Soccer Game Summarization using Audio Commentary, Metadata, and Captions

  • Sushant Gautam
  • Cise Midoglu
  • Saeed Shafiee Sabet
  • Dinesh Baniya Kshatri
  • Pål Halvorsen

Soccer is one of the most popular sports globally, and the amount of soccer-related content worldwide, including video footage, audio commentary, team/player statistics, scores, and rankings, is enormous and rapidly growing. Consequently, the generation of multimodal summaries is of tremendous interest for broadcasters and fans alike, as a large percentage of audiences prefer to follow only the main highlights of a game. However, annotating important events and producing summaries often requires expensive equipment and a lot of tedious, cumbersome, manual labour. In this context, recent developments in Artificial Intelligence (AI) have shown great potential. The goal of this work is to create an automated soccer game summarization pipeline using AI. In particular, our focus is on the generation of complete game summaries in continuous text format with length constraints, based on raw game multimedia, as well as readily available game metadata and captions where applicable, using Natural Language Processing (NLP) tools along with heuristics. We curate and extend a number of soccer datasets, implement an end-to-end pipeline for the automatic generation of text summaries, present our preliminary results from the comparative analysis of various summarization methods within this pipeline using different input modalities, and provide a discussion of open challenges in the field of automated game summarization.

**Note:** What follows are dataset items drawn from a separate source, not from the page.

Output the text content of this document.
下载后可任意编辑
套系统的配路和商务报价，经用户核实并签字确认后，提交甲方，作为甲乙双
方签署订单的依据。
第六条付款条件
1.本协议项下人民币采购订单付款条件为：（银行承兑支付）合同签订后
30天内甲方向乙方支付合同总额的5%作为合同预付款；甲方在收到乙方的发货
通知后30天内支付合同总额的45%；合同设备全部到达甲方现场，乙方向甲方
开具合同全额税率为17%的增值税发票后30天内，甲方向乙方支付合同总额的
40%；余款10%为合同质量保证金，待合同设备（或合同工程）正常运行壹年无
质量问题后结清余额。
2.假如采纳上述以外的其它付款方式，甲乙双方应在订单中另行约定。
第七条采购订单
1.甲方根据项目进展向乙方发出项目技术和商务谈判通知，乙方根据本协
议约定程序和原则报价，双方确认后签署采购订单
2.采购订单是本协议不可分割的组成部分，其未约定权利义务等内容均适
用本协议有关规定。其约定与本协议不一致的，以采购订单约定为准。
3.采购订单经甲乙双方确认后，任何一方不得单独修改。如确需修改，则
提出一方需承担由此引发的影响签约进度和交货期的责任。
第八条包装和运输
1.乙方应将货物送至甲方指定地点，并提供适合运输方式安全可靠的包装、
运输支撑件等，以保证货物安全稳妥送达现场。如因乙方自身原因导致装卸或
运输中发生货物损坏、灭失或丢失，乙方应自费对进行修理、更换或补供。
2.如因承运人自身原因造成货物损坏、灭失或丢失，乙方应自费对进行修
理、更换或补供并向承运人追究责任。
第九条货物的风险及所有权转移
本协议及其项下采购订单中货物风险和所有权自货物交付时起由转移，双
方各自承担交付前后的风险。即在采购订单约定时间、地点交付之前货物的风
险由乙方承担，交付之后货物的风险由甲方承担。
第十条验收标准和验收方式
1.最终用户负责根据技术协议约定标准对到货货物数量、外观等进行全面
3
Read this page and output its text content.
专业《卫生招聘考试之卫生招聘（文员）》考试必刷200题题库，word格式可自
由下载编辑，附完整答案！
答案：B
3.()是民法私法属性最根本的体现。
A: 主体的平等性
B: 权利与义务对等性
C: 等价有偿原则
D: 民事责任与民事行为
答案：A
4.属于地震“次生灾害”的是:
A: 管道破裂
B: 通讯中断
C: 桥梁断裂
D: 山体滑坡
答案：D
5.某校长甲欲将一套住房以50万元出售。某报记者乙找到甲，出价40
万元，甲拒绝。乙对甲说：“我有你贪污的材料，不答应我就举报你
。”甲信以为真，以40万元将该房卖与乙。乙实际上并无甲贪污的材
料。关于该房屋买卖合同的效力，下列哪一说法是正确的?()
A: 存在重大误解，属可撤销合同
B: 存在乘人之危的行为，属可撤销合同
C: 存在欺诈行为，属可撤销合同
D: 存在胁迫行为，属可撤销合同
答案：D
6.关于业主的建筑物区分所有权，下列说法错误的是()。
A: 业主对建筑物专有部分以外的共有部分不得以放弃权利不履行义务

Contrastive Representation Learning for Expression Recognition from Masked Face Images

  • Fanxing Luo
  • Longjiao Zhao
  • Yu Wang
  • Jien Kato

With the worldwide spread of COVID-19, people are trying different ways to prevent the spread of the virus. One of the most useful and popular ways is wearing a face mask. Most people wear a face mask when they go out, which makes facial expression recognition become harder. Thus, how to improve the performance of the facial expression recognition model on masked faces is becoming an important issue. However, there is no public dataset that includes facial expressions with masks. Thus, we built two datasets which are a real-world masked facial expression database (VIP-DB) and a man-made masked facial expression database (M-RAF-DB). To reduce the influence of masks, we utilize contrastive representation learning and propose a two-branches network. We study the influence of contrastive learning on our two datasets. Results show that using contrastive representation learning improves the performance of expression recognition from masked face images.